Congested emergencies, crowded outpatient clinics (OPDs), inadequate ward and ICU beds, understaffed wards, flooded laboratory and imaging services, improper information system for patients, infrequent specialty clinics in hospitals, inadequate supply of emergency drugs in hospitals, questionable sanitary conditions, underpaid hospital staffs, etc have all conspired against quality service and directly and indirectly resulted in damages, leading to patient and public dissatisfaction. The quality control mechanism of investigative facilities like laboratories and medicines (storage and transport) is almost nonexistent.
Occasional mishaps result from illiterate patients experimenting with medicines or having been given wrong medicines by inadequately regulated dispensaries. On the other end, because of the changing sociopolitical condition, there is a growing mistrust of medical professionals and at times inappropriate expectations from medical services. There is a trend of asking for compensation through demonstrations in every unfavorable treatment outcome, irrespective of the prima facie evidence of absence of medical negligence.

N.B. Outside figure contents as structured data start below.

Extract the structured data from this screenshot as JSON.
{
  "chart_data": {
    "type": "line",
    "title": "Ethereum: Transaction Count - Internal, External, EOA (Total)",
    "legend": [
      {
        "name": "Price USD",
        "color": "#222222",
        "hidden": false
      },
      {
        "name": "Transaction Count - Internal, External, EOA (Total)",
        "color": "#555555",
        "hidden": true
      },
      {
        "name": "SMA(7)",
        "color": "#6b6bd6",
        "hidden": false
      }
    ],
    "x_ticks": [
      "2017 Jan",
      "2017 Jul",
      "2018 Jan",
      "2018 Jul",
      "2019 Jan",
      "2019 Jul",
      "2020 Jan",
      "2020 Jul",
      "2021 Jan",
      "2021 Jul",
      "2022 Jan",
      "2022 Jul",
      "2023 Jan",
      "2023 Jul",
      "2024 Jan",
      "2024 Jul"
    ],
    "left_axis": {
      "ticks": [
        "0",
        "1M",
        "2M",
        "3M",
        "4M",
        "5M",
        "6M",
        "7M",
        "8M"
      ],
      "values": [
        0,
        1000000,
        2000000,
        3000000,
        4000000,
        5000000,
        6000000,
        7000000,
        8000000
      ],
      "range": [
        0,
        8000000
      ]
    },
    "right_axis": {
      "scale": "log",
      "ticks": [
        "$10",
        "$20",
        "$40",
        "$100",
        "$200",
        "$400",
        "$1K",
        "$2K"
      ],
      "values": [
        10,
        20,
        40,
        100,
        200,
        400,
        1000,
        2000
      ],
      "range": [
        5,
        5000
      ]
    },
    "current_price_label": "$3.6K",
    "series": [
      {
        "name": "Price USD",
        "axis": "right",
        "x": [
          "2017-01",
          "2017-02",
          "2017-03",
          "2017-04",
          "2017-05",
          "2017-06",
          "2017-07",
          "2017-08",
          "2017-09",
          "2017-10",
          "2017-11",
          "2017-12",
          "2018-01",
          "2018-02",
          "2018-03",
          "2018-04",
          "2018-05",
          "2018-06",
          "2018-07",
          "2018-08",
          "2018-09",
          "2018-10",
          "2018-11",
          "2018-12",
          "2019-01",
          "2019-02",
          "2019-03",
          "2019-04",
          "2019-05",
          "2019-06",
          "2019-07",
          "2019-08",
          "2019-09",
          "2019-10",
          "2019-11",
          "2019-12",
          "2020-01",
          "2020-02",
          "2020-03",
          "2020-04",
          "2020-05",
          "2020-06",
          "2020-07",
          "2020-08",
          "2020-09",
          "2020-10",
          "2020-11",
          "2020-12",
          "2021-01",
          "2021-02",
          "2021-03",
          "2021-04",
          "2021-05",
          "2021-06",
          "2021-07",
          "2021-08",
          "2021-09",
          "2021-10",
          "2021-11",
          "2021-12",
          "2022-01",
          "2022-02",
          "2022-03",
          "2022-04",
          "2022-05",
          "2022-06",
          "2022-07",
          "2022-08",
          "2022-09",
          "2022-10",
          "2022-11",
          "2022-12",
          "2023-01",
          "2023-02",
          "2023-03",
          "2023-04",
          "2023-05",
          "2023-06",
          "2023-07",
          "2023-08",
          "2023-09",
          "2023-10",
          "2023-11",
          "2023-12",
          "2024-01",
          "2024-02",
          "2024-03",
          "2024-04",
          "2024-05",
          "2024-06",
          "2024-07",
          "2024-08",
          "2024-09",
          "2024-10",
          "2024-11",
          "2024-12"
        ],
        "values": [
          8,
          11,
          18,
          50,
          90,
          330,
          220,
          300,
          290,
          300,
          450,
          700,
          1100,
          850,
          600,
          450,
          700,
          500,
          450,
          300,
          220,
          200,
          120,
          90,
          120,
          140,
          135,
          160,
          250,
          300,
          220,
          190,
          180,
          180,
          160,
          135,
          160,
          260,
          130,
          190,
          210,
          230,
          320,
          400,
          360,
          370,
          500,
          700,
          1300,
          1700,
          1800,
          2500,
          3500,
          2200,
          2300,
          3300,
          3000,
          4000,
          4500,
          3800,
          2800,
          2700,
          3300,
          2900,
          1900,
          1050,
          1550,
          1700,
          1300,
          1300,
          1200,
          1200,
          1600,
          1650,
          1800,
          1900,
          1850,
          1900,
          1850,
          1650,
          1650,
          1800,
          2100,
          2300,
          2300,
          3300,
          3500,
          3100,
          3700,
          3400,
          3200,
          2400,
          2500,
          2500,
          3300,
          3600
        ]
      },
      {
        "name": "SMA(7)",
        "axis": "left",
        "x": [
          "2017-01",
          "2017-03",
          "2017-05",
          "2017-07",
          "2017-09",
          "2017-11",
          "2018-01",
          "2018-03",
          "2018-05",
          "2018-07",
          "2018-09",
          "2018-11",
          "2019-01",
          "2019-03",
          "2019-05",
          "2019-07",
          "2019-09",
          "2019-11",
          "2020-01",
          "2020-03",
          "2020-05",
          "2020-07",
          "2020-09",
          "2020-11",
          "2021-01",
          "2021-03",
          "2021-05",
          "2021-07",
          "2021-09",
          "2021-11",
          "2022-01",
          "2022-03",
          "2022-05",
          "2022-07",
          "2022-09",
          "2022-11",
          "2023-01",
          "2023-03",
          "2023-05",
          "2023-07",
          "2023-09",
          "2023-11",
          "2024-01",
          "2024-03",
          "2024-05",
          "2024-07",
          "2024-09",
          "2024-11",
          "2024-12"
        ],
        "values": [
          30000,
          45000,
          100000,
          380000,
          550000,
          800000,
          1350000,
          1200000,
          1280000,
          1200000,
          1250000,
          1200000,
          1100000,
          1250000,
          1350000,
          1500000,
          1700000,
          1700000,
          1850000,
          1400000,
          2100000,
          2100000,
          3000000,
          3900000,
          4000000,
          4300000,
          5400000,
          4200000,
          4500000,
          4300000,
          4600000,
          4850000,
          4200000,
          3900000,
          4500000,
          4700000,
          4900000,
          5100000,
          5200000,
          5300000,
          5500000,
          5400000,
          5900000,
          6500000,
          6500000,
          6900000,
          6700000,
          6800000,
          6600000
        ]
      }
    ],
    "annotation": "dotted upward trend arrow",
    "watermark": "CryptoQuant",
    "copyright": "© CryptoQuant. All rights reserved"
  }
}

Only public awareness regarding limitation of medical science, improved health care delivery system and improved communication skills of healthcare providers can fulfill the “unchanging goals of medicine” of helping and caring for the sick and disabled people with respect and dignity and reestablishing the ageless patient-physician relationship. The balance would be a responsible doctor and understanding patient guided and monitored by independent and able judiciary. Nepal Medical Council (NMC), the apex body with the responsibility of guiding and regulating medical practices in the country, also needs to play a greater role to ensure that doctors are providing ethical and quality services to the people. At the same time, the rights of the professionals should also be adequately protected.